Second, some transformations have been done to the data in order to facilitate our analysis. This includes cleaning the non-alphanumeric character on the EVTYPE variable and transforming the PROPDMGEXP and CROPDMGEXP on the corresponding exponent numbers according to the following website.
Third, I have multiplied the CROPDMG and PROPDM variables by the corrected CROPDMGEXP and GPROPDMG variables, to obtain the total economic damage to crops and property.
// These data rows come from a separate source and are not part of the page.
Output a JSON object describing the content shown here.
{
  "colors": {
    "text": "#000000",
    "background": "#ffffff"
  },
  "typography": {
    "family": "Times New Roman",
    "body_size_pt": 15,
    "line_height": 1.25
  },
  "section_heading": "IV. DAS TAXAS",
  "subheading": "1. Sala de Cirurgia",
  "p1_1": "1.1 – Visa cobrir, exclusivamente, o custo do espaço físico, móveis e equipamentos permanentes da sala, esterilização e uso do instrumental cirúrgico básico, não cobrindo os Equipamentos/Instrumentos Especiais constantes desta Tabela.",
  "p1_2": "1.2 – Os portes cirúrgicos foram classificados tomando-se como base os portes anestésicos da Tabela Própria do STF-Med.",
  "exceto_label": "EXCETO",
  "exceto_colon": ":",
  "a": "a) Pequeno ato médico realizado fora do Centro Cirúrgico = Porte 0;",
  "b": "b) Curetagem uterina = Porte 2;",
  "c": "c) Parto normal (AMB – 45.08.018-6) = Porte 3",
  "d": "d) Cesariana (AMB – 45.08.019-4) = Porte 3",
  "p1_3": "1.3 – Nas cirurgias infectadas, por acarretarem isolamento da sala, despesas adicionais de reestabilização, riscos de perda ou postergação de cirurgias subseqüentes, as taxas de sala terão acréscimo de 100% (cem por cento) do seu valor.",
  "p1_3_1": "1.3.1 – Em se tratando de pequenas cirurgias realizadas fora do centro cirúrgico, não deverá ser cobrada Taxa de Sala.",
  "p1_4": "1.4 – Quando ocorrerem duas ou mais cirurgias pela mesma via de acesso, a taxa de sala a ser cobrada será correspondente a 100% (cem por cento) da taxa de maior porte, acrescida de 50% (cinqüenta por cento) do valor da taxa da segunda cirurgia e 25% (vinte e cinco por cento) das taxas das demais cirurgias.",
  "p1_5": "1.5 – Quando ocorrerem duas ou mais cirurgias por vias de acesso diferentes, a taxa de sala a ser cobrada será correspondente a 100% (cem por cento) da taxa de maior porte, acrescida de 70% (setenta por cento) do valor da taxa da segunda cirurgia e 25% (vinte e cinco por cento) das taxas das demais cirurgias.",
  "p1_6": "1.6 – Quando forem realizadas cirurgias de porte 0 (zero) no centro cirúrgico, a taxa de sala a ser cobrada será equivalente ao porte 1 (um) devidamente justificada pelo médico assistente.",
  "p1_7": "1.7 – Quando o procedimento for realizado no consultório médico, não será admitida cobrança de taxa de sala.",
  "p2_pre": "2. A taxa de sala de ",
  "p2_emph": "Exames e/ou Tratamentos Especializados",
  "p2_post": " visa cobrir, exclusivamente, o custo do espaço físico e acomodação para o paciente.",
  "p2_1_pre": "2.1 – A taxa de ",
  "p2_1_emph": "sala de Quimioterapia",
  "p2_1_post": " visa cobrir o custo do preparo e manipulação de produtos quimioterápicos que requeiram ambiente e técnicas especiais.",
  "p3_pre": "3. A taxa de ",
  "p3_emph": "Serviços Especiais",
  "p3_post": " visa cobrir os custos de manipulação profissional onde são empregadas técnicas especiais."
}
Finally, I have added the variables to obtain the total economic damage
setwd("C:/Users/Gabriel/OneDrive/Coursera/Reproducible Research/Course Project 2")
download.file("https://d396qusza40orc.cloudfront.net/repdata%2Fdata%2FStormData.csv.bz2",destfile = "data.csv.bz2")
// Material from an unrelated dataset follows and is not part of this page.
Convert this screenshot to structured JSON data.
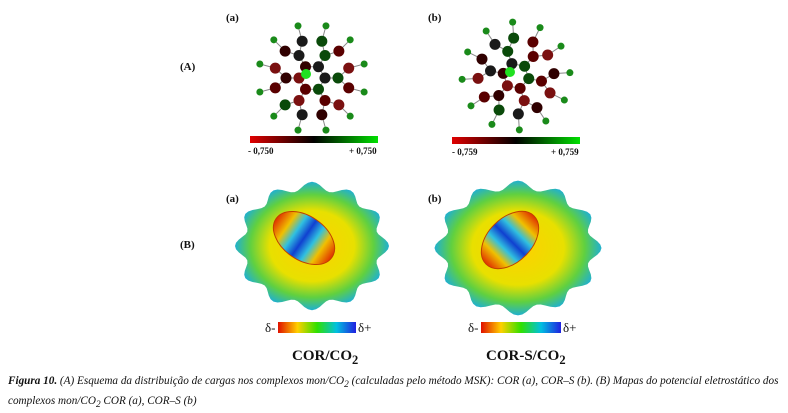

data<-read.csv("data.csv.bz2")
data <- data %>% mutate(EVTYPE = capitalize(gsub("[^A-Za-z0-9]" , " ", EVTYPE))) %>%
mutate_at(vars(PROPDMGEXP,CROPDMGEXP),
funs(as.numeric(dplyr::recode(.,'0'=1,'1'=10,'2'=100,'3'=1000,'4'=10000,'5'=100000,
'6'=1000000,'7'=10000000,'8'=100000000, 'B'=1000000000,
'h'=100,'H'=100, 'k'=1000,'K'=1000,'m'=1000000,'M'=1000000,
' '=0,'-'=0,'?'=0,'+'=0))))
## Warning: funs() is soft deprecated as of dplyr 0.8.0
## Please use a list of either functions or lambdas:
##
## # Simple named list:
## list(mean = mean, median = median)
##
## # Auto named with `tibble::lst()`:
## tibble::lst(mean, median)
##
## # Using lambdas
## list(~ mean(., trim = .2), ~ median(., na.rm = TRUE))
## This warning is displayed once per session.
data$CROPDMG<-data$CROPDMG*data$CROPDMGEXP
data$PROPDMG<-data$PROPDMG*data$PROPDMGEXP
data$totalecodmg<-data$CROPDMG+data$PROPDMG
To evaluate this I will select and the 10 more harmful weather events according to fatalities and injuries caused by each event.
fatalities<-data %>%
group_by(EVTYPE) %>%
summarise_at(vars(FATALITIES), funs(round(mean(., na.rm=TRUE),2)))
## Warning: funs() is soft deprecated as of dplyr 0.8.0
## Please use a list of either functions or lambdas:
##
## # Simple named list:
## list(mean = mean, median = median)
##
## # Auto named with `tibble::lst()`:
## tibble::lst(mean, median)
##
## # Using lambdas
## list(~ mean(., trim = .2), ~ median(., na.rm = TRUE))
## This warning is displayed once per session.
fatalities<-fatalities[order(-fatalities$FATALITIES),]
ggplot(fatalities[1:10,],aes(x=reorder(EVTYPE, -FATALITIES) ,y=FATALITIES,fill=EVTYPE))+geom_bar(stat="identity", width = 0.5)+theme_bw()+theme(legend.position = "none")+labs(title = "Figure 1: Top ten weather events causing injuries (avg)",x="Event Type", y="Fatalities")+coord_flip()
On the figure we can see the top ten weather events according to the fatalities they cause on average, with tornados being the most dangerous, each of which on average causes 25 deads.
injuries<-data %>%
group_by(EVTYPE) %>%
summarise_at(vars(INJURIES), funs(round(mean(., na.rm=TRUE),2)))
injuries<-injuries[order(-injuries$INJURIES),]
ggplot(injuries[1:10,],aes(x=reorder(EVTYPE, -INJURIES) ,y=INJURIES,fill=EVTYPE))+geom_bar(stat="identity", width = 0.5)+theme_bw()+theme(legend.position = "none")+labs(title = "Figure 2: Top ten weather events causing injuries (avg)",x="Event Type", y="Injuries")+coord_flip()
On the figure we can see the top ten weather events according to the injuries they cause on average, being the most dangerous heat waves, each of which on average causes 25 deads.
To evaluate this I will select and the 10 more harmful weather events according to the economic losses caused in total, considering the damage to crops and property.
eco<-data %>%
group_by(EVTYPE) %>%
summarise_at(vars(totalecodmg), funs(round(sum(., na.rm=TRUE),2)))
eco<-eco[order(-eco$totalecodmg),]
ggplot(eco[1:10,],aes(x=reorder(EVTYPE, -totalecodmg) ,y=totalecodmg,fill=EVTYPE))+geom_bar(stat="identity", width = 0.5)+theme_bw()+theme(legend.position = "none")+labs(title = "Figure 3: Top ten weather events by total economic damage",x="Event Type", y="USD")+coord_flip()
The most harmful type of event according to the economic losses that it causes are floods.